Noise Prediction for Aircraft during Approach by Machine Learning Using Measured Sound Source Spectra, Flight Parameters, and Aircraft Specifications
- Resource Type
- Journal Article
- Authors
- Takehisa TAKAISHI; Taro IMAMURA; Tomohiro KOBAYASHI; Yuho IKUTA
- Source
- TRANSACTIONS OF THE JAPAN SOCIETY FOR AERONAUTICAL AND SPACE SCIENCES, AEROSPACE TECHNOLOGY JAPAN. 2023, 21(APISAT-2022):1
- Subject
- Aircraft Noise Prediction
Machine Learning
Neural Network
Sound Source Modeling
- Language
- English
- ISSN
- 1884-0485
Noise prediction for aircraft during approach is necessary for environmental assessment around airports. This study aims to develop a component-wise sound source model of aircraft during the approach using flight parameters and publicly available aircraft specifications. By using the aircraft specifications as input parameters, different types of aircraft can be described in a single model.
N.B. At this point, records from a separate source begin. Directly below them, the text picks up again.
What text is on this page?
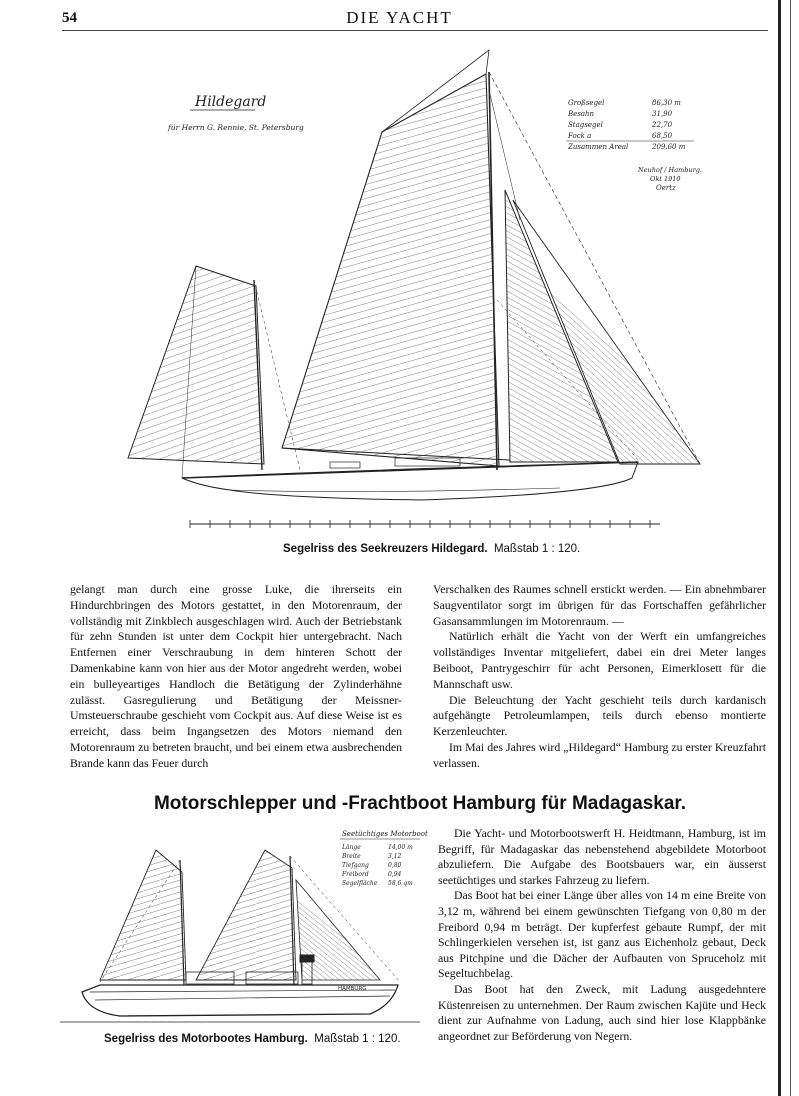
54	DIE YACHT
Hildegard
für Herrn G. Rennie, St. Petersburg
Großsegel	86,30 m
Besahn	31,90
Stagsegel	22,70
Fock a	68,50
Zusammen Areal	209,60 m
Neuhof / Hamburg.
Okt 1910
Oertz
Segelriss des Seekreuzers Hildegard. Maßstab 1 : 120.

gelangt man durch eine grosse Luke, die ihrerseits ein Hindurchbringen des Motors gestattet, in den Motorenraum, der vollständig mit Zinkblech ausgeschlagen wird. Auch der Betriebstank für zehn Stunden ist unter dem Cockpit hier untergebracht. Nach Entfernen einer Verschraubung in dem hinteren Schott der Damenkabine kann von hier aus der Motor angedreht werden, wobei ein bulleyeartiges Handloch die Betätigung der Zylinderhähne zulässt. Gasregulierung und Betätigung der Meissner-Umsteuerschraube geschieht vom Cockpit aus. Auf diese Weise ist es erreicht, dass beim Ingangsetzen des Motors niemand den Motorenraum zu betreten braucht, und bei einem etwa ausbrechenden Brande kann das Feuer durch

Verschalken des Raumes schnell erstickt werden. — Ein abnehmbarer Saugventilator sorgt im übrigen für das Fortschaffen gefährlicher Gasansammlungen im Motorenraum. —

Natürlich erhält die Yacht von der Werft ein umfangreiches vollständiges Inventar mitgeliefert, dabei ein drei Meter langes Beiboot, Pantrygeschirr für acht Personen, Eimerklosett für die Mannschaft usw.

Die Beleuchtung der Yacht geschieht teils durch kardanisch aufgehängte Petroleumlampen, teils durch ebenso montierte Kerzenleuchter.

Im Mai des Jahres wird „Hildegard“ Hamburg zu erster Kreuzfahrt verlassen.

Motorschlepper und -Frachtboot Hamburg für Madagaskar.
HAMBURG
Seetüchtiges Motorboot
Länge	14,00 m
Breite	3,12
Tiefgang	0,80
Freibord	0,94
Segelfläche 58,6 qm
Segelriss des Motorbootes Hamburg. Maßstab 1 : 120.

Die Yacht- und Motorbootswerft H. Heidtmann, Hamburg, ist im Begriff, für Madagaskar das nebenstehend abgebildete Motorboot abzuliefern. Die Aufgabe des Bootsbauers war, ein äusserst seetüchtiges und starkes Fahrzeug zu liefern.

Das Boot hat bei einer Länge über alles von 14 m eine Breite von 3,12 m, während bei einem gewünschten Tiefgang von 0,80 m der Freibord 0,94 m beträgt. Der kupferfest gebaute Rumpf, der mit Schlingerkielen versehen ist, ist ganz aus Eichenholz gebaut, Deck aus Pitchpine und die Dächer der Aufbauten von Spruceholz mit Segeltuchbelag.

Das Boot hat den Zweck, mit Ladung ausgedehntere Küstenreisen zu unternehmen. Der Raum zwischen Kajüte und Heck dient zur Aufnahme von Ladung, auch sind hier lose Klappbänke angeordnet zur Beförderung von Negern.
The component-wise sound source spectra measured using a phased microphone array are related to the flight data and publicly available aircraft specifications using a neural network to obtain the sound source model. The developed model can predict component-wise sound power spectra, and the variation of the spectra in terms of different flight conditions can be evaluated. The presented model predicts the sound source spectrum with an accuracy of 2–3 dB. Based on the developed sound source model, noise on the ground is calculated with an accuracy of approximately 2 dB.